When these moments were seeping into our days, we were
flanked by teachers who lorded over a captive audience of children in need of challenges.
I had teachers I was afraid of at St. Mary—physically. Some packed glares and
statures that made me petrified to blow off homework. Others had voices so
frightening they’d follow me home and haunt my dreams. But, on the other side
of this fear was a fear of not performing, of not knuckling down and executing.
I saw these teachers within the same classroom, all day, every day. They wanted
me to succeed, and I didn’t want to disappoint them. This healthy fear of
failure instilled a discipline in me, just as it did with others who were
frightened of—or hell-bent on pleasing—these teachers. Today, this work ethic
fuels everything I do, just as it does with other St. Mary alums working as
teachers, activists, lawyers, doctors, advertising salesmen and financial
advisors.
As complicated events crept into our developing lives, the
school preached faith, support and the power of prayer to help deal with unexplainable,
unfortunate or unmanageable events. In 1986, I sat in a St. Mary classroom and
watched the Challenger unexpectedly explode on live television. A few years
later, I walked through the school’s front doors to find out our hallways and
classrooms had been vandalized by local teenagers, forcing temporary closure.

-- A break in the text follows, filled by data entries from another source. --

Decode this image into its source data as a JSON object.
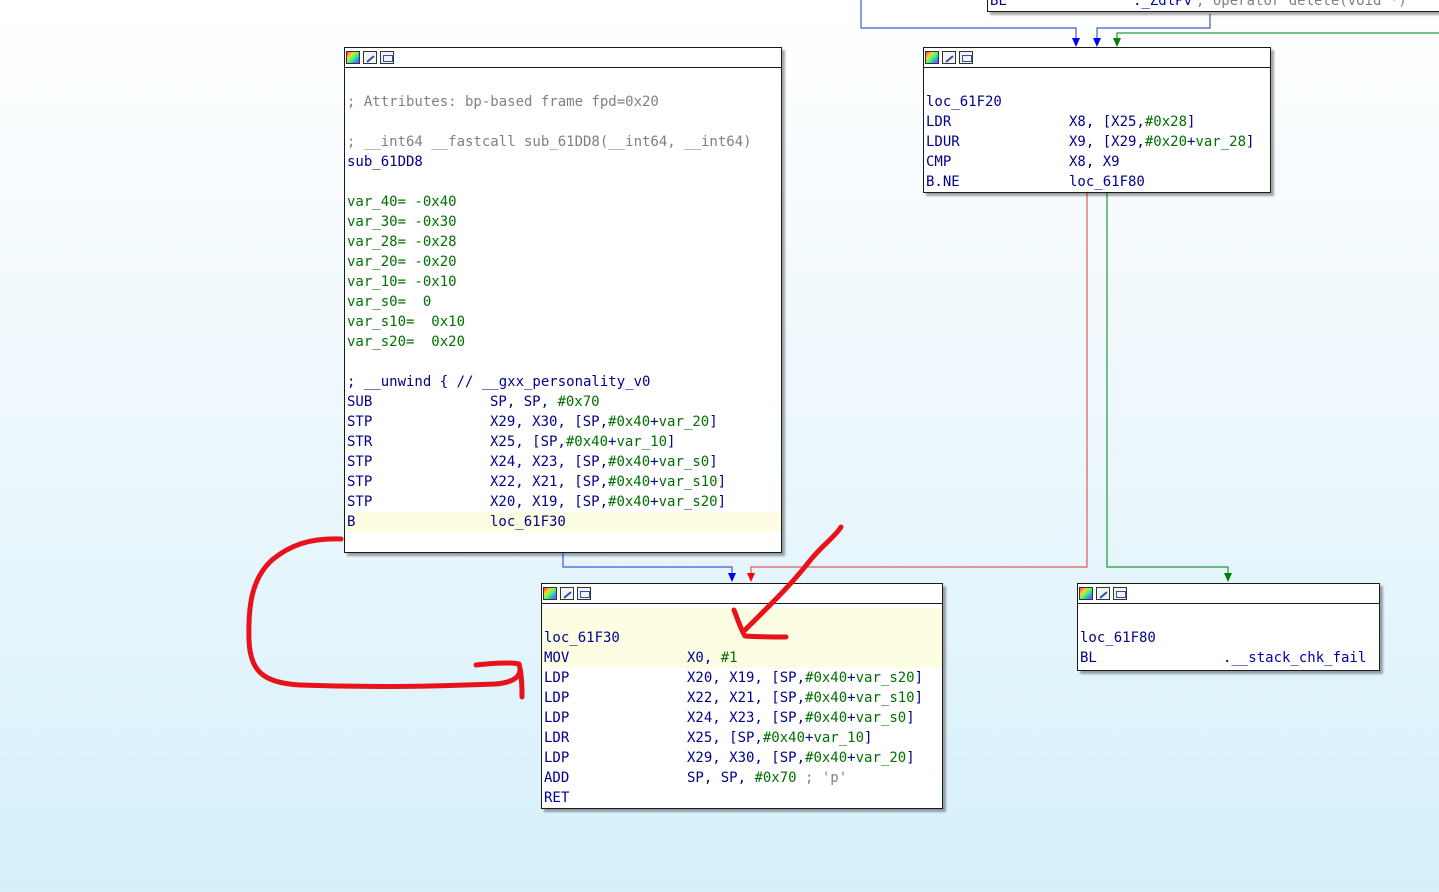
{
  "top_fragment": {
    "mnemonic": "BL",
    "operand": "._ZdlPv",
    "comment": "; operator delete(void *)"
  },
  "block_sub": {
    "lines": [
      {
        "kind": "blank"
      },
      {
        "kind": "comment",
        "text": "; Attributes: bp-based frame fpd=0x20"
      },
      {
        "kind": "blank"
      },
      {
        "kind": "comment",
        "text": "; __int64 __fastcall sub_61DD8(__int64, __int64)"
      },
      {
        "kind": "label",
        "text": "sub_61DD8"
      },
      {
        "kind": "blank"
      },
      {
        "kind": "var",
        "name": "var_40",
        "value": "= -0x40"
      },
      {
        "kind": "var",
        "name": "var_30",
        "value": "= -0x30"
      },
      {
        "kind": "var",
        "name": "var_28",
        "value": "= -0x28"
      },
      {
        "kind": "var",
        "name": "var_20",
        "value": "= -0x20"
      },
      {
        "kind": "var",
        "name": "var_10",
        "value": "= -0x10"
      },
      {
        "kind": "var",
        "name": "var_s0",
        "value": "=  0"
      },
      {
        "kind": "var",
        "name": "var_s10",
        "value": "=  0x10"
      },
      {
        "kind": "var",
        "name": "var_s20",
        "value": "=  0x20"
      },
      {
        "kind": "blank"
      },
      {
        "kind": "unwind",
        "text": "; __unwind { // __gxx_personality_v0"
      },
      {
        "kind": "insn",
        "mnemonic": "SUB",
        "operands": "SP, SP, #0x70"
      },
      {
        "kind": "insn",
        "mnemonic": "STP",
        "operands": "X29, X30, [SP,#0x40+var_20]"
      },
      {
        "kind": "insn",
        "mnemonic": "STR",
        "operands": "X25, [SP,#0x40+var_10]"
      },
      {
        "kind": "insn",
        "mnemonic": "STP",
        "operands": "X24, X23, [SP,#0x40+var_s0]"
      },
      {
        "kind": "insn",
        "mnemonic": "STP",
        "operands": "X22, X21, [SP,#0x40+var_s10]"
      },
      {
        "kind": "insn",
        "mnemonic": "STP",
        "operands": "X20, X19, [SP,#0x40+var_s20]"
      },
      {
        "kind": "insn",
        "mnemonic": "B",
        "operands": "loc_61F30",
        "highlight": true
      }
    ]
  },
  "block_61F20": {
    "lines": [
      {
        "kind": "blank"
      },
      {
        "kind": "label",
        "text": "loc_61F20"
      },
      {
        "kind": "insn",
        "mnemonic": "LDR",
        "operands": "X8, [X25,#0x28]"
      },
      {
        "kind": "insn",
        "mnemonic": "LDUR",
        "operands": "X9, [X29,#0x20+var_28]"
      },
      {
        "kind": "insn",
        "mnemonic": "CMP",
        "operands": "X8, X9"
      },
      {
        "kind": "insn",
        "mnemonic": "B.NE",
        "operands": "loc_61F80"
      }
    ]
  },
  "block_61F30": {
    "lines": [
      {
        "kind": "blank",
        "highlight": true
      },
      {
        "kind": "label",
        "text": "loc_61F30",
        "highlight": true
      },
      {
        "kind": "insn",
        "mnemonic": "MOV",
        "operands": "X0, #1",
        "highlight": true
      },
      {
        "kind": "insn",
        "mnemonic": "LDP",
        "operands": "X20, X19, [SP,#0x40+var_s20]"
      },
      {
        "kind": "insn",
        "mnemonic": "LDP",
        "operands": "X22, X21, [SP,#0x40+var_s10]"
      },
      {
        "kind": "insn",
        "mnemonic": "LDP",
        "operands": "X24, X23, [SP,#0x40+var_s0]"
      },
      {
        "kind": "insn",
        "mnemonic": "LDR",
        "operands": "X25, [SP,#0x40+var_10]"
      },
      {
        "kind": "insn",
        "mnemonic": "LDP",
        "operands": "X29, X30, [SP,#0x40+var_20]"
      },
      {
        "kind": "insn",
        "mnemonic": "ADD",
        "operands": "SP, SP, #0x70",
        "comment": " ; 'p'"
      },
      {
        "kind": "insn",
        "mnemonic": "RET",
        "operands": ""
      }
    ]
  },
  "block_61F80": {
    "lines": [
      {
        "kind": "blank"
      },
      {
        "kind": "label",
        "text": "loc_61F80"
      },
      {
        "kind": "insn",
        "mnemonic": "BL",
        "operands": ".__stack_chk_fail",
        "link": true
      }
    ]
  },
  "colors": {
    "edge_unconditional": "#0000ff",
    "edge_true": "#008000",
    "edge_false": "#ff0000",
    "annotation": "#e8121b",
    "highlight_line": "#fdfde3"
  }
}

And, when a fellow student’s mother, father or grandparent unexpectedly passed
away, I joined the rest of the school in processing across our parking lot to
pray for families at morning Mass. It was support through faith and unity, two
things that’ve proved rare as I’ve aged through more complicated problems. But
in those St. Mary halls, they weren’t at a premium. They were the norm.

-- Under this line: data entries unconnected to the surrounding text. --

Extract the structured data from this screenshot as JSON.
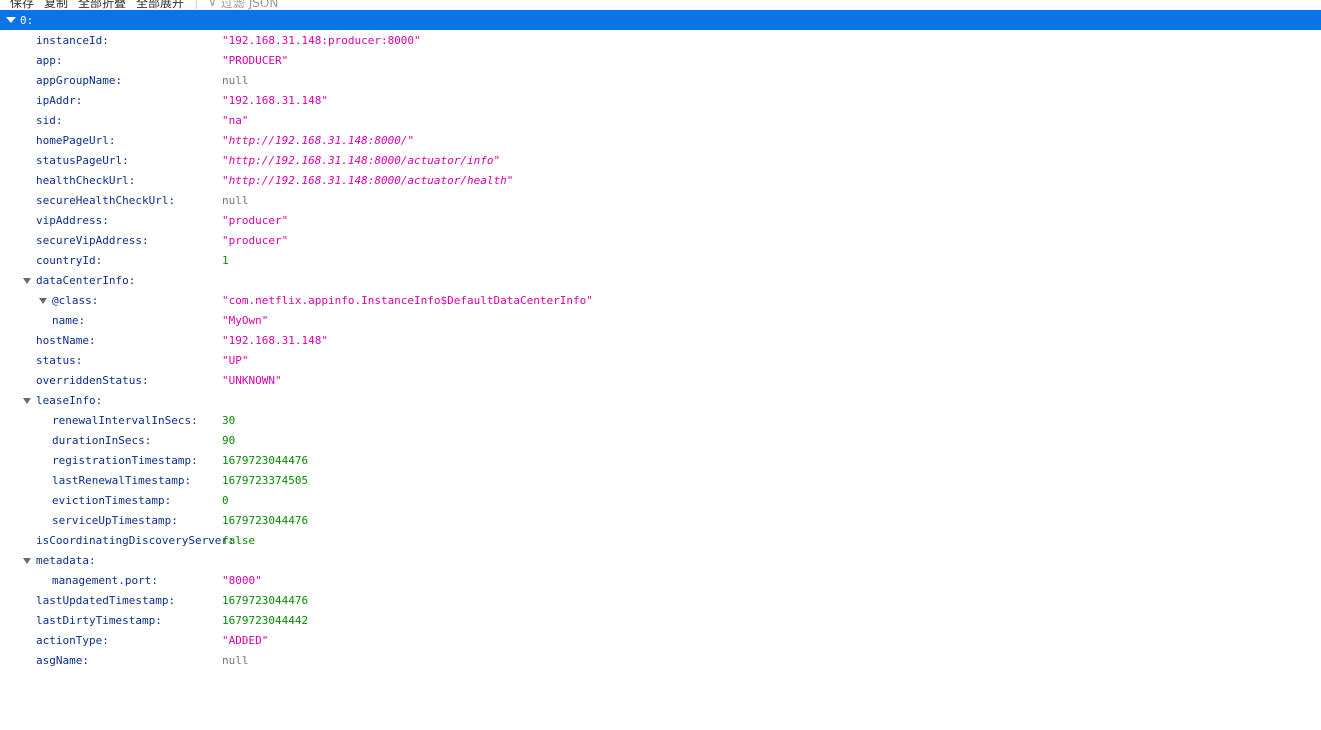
{
  "toolbar": {
    "save": "保存",
    "copy": "复制",
    "collapse_all": "全部折叠",
    "expand_all": "全部展开",
    "filter_placeholder": "过滤 JSON"
  },
  "root": {
    "key": "0:"
  },
  "rows": [
    {
      "key": "instanceId:",
      "value": "\"192.168.31.148:producer:8000\""
    },
    {
      "key": "app:",
      "value": "\"PRODUCER\""
    },
    {
      "key": "appGroupName:",
      "value": "null"
    },
    {
      "key": "ipAddr:",
      "value": "\"192.168.31.148\""
    },
    {
      "key": "sid:",
      "value": "\"na\""
    },
    {
      "key": "homePageUrl:",
      "value": "http://192.168.31.148:8000/"
    },
    {
      "key": "statusPageUrl:",
      "value": "http://192.168.31.148:8000/actuator/info"
    },
    {
      "key": "healthCheckUrl:",
      "value": "http://192.168.31.148:8000/actuator/health"
    },
    {
      "key": "secureHealthCheckUrl:",
      "value": "null"
    },
    {
      "key": "vipAddress:",
      "value": "\"producer\""
    },
    {
      "key": "secureVipAddress:",
      "value": "\"producer\""
    },
    {
      "key": "countryId:",
      "value": "1"
    },
    {
      "key": "dataCenterInfo:"
    },
    {
      "key": "@class:",
      "value": "\"com.netflix.appinfo.InstanceInfo$DefaultDataCenterInfo\""
    },
    {
      "key": "name:",
      "value": "\"MyOwn\""
    },
    {
      "key": "hostName:",
      "value": "\"192.168.31.148\""
    },
    {
      "key": "status:",
      "value": "\"UP\""
    },
    {
      "key": "overriddenStatus:",
      "value": "\"UNKNOWN\""
    },
    {
      "key": "leaseInfo:"
    },
    {
      "key": "renewalIntervalInSecs:",
      "value": "30"
    },
    {
      "key": "durationInSecs:",
      "value": "90"
    },
    {
      "key": "registrationTimestamp:",
      "value": "1679723044476"
    },
    {
      "key": "lastRenewalTimestamp:",
      "value": "1679723374505"
    },
    {
      "key": "evictionTimestamp:",
      "value": "0"
    },
    {
      "key": "serviceUpTimestamp:",
      "value": "1679723044476"
    },
    {
      "key": "isCoordinatingDiscoveryServer:",
      "value": "false"
    },
    {
      "key": "metadata:"
    },
    {
      "key": "management.port:",
      "value": "\"8000\""
    },
    {
      "key": "lastUpdatedTimestamp:",
      "value": "1679723044476"
    },
    {
      "key": "lastDirtyTimestamp:",
      "value": "1679723044442"
    },
    {
      "key": "actionType:",
      "value": "\"ADDED\""
    },
    {
      "key": "asgName:",
      "value": "null"
    }
  ],
  "colors": {
    "selected_bg": "#0a73e6",
    "key": "#0b2f8f",
    "string": "#dd00a9",
    "number": "#058b00",
    "null": "#737373"
  }
}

Outside of our classes and emotional maturation, we were
guided through track meets, baseball games and basketball tournaments. For
some, these are the most vivid St. Mary memories. Stacks of multicolored
ribbons from the standing long jump or 50-yard dash. Late-summer batting
practices at Hamburg Little League. Winter basketball practices inside that
drafty gymnasium, where a burst of arctic Lake Erie air would whip through the
joint every time someone cranked open its heavy steel-encased door.
Basketball was my first love, and I found it at St. Mary. As
I sit here typing this, I can recall every inch of the gym as it looked in
1992. I can picture the lanes, the backboards and sliding wooden doors that
separated the court from the school cafeteria. I remember where the storage
room was and, if you needed to find a basketball, how the weekend janitor used
to stash a loose one behind racks of bingo chairs. That gym was a second home
to me, just like it was for countless other Lakers. It gave us somewhere to go,
somewhere to grow. Now adults, many of us think of that room when we remember
our childhood, what was good about it, and how we’d like our own children to
experience such a connection with such a place.

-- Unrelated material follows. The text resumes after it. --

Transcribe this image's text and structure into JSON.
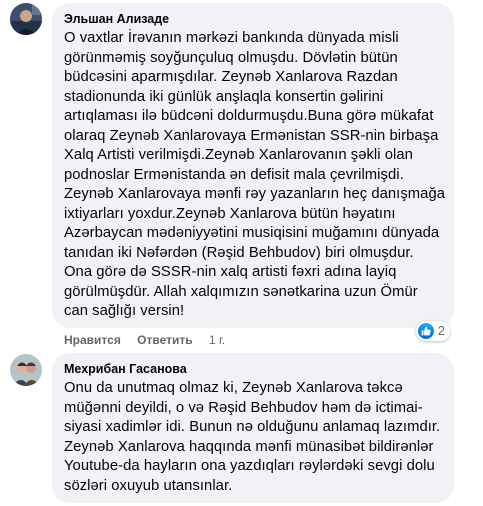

And maybe that’s why St. Mary’s upcoming closure has
affected long-departed alums like me. Its shuttering not only alters definitive
chapters of my life, but is yet another reminder that my childhood will never
be replicated by my eventual children.
They’ll never have the chance to grow within the same
familial, nurturing environment as I did. They’ll never walk the same sallow
halls, play defense on the same court or find themselves unexplainably attached
to a school and its namesake. This is sad, and as more and more of these
Catholic institutions fall to consolidation or outright closure, these types of
blogged goodbyes will become a rite of passage for legions of devastated
students and nostalgic adults. If these testimonials continue to come flowing
forward in hail of intricate details and superlatives, maybe the people making
these decisions might think more considerably about what they’re taking away
from a community. They’re not only taking away a building or classrooms or
teachers. They’re eradicating a way of life that’s formed generations.
This is the influence of St. Mary of the Lake. It’s left an
indelible impact on all of us who were lucky enough to call it home and, when its
doors close, that bond will remain. That’s the mark of St. Mary.
Wear it with pride—and let it endure for decades.